Hikes & walks around Loveland, Colorado
It’s easy to get out and enjoy nature in Loveland, Colorado. Whether you’re looking for a hardcore hike or a nice Sunday afternoon stroll, there’s something for everyone.
Loveland Recreation Trail System
Loveland boasts an 18 mile recreational trail (portions paved) that runs from the west side of town near Wilson Avenue and along the Big Thompson River corridor. The trail eventually turns north, where it borders the west side of Boyd Lake inside Boyd Lake State Park, before turning back to the west and traveling through natural wetlands.
Walkers can hop on this trail at many different points and track their progress by the trail markers that are located along a large portion of the route. The markers began counting near Wilson Avenue and continue to the Highway 287 underpass (near 57th street). See entire trail map here.

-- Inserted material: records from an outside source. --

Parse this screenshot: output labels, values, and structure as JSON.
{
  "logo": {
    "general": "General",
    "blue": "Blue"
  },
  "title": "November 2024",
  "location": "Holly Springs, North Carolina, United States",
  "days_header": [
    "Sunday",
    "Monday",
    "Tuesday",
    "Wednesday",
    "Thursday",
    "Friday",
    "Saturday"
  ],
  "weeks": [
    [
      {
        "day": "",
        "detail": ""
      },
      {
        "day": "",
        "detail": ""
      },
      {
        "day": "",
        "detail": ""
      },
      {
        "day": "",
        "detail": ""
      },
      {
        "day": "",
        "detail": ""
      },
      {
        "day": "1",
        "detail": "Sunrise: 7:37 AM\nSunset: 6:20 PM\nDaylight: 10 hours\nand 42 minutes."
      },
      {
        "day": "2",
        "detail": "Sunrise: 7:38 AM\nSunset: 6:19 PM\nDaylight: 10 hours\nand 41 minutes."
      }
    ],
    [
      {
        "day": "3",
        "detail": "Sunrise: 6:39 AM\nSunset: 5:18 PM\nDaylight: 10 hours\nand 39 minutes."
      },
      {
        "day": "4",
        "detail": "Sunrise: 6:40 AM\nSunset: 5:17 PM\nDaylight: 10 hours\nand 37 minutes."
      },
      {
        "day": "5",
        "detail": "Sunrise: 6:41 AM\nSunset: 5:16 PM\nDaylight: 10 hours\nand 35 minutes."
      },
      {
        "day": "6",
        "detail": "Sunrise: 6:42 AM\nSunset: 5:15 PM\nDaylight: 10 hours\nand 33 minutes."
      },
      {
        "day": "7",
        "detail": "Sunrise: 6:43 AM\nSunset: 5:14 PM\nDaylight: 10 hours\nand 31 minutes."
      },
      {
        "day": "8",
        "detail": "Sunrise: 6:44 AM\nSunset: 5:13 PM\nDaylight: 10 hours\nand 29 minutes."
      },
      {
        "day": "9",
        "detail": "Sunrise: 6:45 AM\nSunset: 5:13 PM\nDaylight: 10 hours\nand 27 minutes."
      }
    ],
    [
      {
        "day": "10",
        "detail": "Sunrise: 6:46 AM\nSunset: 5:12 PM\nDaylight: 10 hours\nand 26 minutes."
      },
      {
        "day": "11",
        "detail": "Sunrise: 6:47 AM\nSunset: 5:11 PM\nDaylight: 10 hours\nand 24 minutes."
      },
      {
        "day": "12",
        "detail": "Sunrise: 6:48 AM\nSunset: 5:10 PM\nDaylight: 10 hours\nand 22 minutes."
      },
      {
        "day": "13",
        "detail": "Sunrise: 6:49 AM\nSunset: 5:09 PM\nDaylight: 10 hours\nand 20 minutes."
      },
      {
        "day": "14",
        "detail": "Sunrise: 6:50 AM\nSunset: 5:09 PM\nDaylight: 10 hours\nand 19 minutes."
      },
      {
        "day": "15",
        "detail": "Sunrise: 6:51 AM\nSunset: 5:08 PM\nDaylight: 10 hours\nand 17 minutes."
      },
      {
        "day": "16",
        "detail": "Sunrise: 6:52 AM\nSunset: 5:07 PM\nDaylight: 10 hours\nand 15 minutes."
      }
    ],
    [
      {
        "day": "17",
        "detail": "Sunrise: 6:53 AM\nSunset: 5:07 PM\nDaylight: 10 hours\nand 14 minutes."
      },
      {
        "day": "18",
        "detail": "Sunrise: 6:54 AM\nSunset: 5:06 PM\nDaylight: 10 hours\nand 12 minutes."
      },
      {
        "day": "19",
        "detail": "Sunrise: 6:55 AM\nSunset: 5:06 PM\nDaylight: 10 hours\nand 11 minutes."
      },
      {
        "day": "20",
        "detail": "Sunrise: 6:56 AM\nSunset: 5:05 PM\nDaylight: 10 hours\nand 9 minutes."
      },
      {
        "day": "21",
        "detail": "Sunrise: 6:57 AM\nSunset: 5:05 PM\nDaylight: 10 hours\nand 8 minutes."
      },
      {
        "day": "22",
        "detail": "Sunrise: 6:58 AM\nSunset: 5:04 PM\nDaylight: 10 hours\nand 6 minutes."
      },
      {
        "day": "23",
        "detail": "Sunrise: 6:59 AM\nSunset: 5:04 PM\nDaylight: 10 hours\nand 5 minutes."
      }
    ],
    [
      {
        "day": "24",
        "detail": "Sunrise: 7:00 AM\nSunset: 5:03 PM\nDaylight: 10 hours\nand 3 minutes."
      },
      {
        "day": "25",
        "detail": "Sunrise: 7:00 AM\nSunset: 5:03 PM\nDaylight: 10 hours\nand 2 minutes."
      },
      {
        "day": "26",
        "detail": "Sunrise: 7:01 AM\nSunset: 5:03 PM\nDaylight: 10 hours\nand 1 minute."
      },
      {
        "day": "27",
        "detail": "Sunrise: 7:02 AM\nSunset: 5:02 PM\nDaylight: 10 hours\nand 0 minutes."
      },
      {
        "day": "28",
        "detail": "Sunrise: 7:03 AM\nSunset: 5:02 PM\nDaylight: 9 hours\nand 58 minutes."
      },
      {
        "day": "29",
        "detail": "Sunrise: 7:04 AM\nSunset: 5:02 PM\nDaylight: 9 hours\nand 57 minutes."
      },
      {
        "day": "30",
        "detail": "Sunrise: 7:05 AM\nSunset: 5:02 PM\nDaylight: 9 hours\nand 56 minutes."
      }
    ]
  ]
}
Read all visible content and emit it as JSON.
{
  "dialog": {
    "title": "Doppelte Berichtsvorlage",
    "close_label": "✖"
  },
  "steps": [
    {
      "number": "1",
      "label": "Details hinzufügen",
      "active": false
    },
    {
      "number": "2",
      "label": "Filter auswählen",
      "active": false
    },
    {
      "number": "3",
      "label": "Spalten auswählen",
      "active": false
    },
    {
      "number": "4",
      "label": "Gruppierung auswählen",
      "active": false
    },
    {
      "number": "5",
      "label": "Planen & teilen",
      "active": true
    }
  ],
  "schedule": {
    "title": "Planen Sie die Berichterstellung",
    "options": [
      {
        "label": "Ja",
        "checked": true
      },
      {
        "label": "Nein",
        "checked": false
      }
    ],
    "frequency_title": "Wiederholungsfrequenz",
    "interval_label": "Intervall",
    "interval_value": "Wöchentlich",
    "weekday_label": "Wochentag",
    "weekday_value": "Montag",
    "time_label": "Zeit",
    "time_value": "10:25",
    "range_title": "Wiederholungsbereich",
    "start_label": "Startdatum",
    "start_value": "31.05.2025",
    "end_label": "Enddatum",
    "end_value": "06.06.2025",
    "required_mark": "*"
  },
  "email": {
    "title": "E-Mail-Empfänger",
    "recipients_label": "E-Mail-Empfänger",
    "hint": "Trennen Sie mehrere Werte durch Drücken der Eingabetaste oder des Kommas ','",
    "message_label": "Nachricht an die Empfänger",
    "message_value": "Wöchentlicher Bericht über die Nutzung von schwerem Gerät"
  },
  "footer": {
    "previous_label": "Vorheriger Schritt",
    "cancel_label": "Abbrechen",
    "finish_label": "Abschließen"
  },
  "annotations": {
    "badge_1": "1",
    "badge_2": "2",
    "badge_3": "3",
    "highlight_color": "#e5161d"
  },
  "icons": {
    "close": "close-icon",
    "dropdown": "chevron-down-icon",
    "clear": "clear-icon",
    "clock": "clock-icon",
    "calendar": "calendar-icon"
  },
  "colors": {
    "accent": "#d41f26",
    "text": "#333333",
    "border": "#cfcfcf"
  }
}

This is a highly diverse trail system, and I love the portion between Wilson Avenue and Fairground Park because there is plenty of shade in the summer, which is great for those who like to get outside with their dog.
Devil’s Backbone Open Space
The trail at Devil’s Backbone is my favorite hike in Loveland. The area derives its name from the spectacular “backbone” that is one of Loveland’s most recognizable geological features.
A hike through this Open Space provides sweeping views as well as the opportunity to spot many birds and a variety of wildflowers during spring and summer.
The 2,198-acre Devil’s Backbone Open Space has 12 miles of trail connected to Rimrock Open Space and Horsetooth Mountain Open Space, both to the north.
This hiking area has become extremely popular over the years and the trail can get very busy during peak times. Hike in the early morning to avoid the crowds. Also, beware that this open space area has very little shade, so plan accordingly and pack lots of water and don’t forget extra for Fido. Dogs are allowed on this trail system, but must be on a leash.
Equalizer Lake & Hauts Reservoir
In east Loveland, there are two large bodies of water surrounded by a trail system that is popular with walkers, joggers, bikers and birders. The aquatic setting provides an ideal habitat for herons, migrating waterfowl and year round residents such as geese.
The wooded area on the west and northwest side of Equalizer Lake is home to many woodland birds and raptors, including owls. A pair of Osprey have been raising their young at Equalizer Lake for a number of years.
Visitors can park near the High Plains Environmental Center in High Plains Village at 1854 Piney River Drive. From here, follow the canal north towards Equalizer Lake and Hauts Reservoir. The trail is well-marked and includes interpretive signage. Find a map of this trail system here.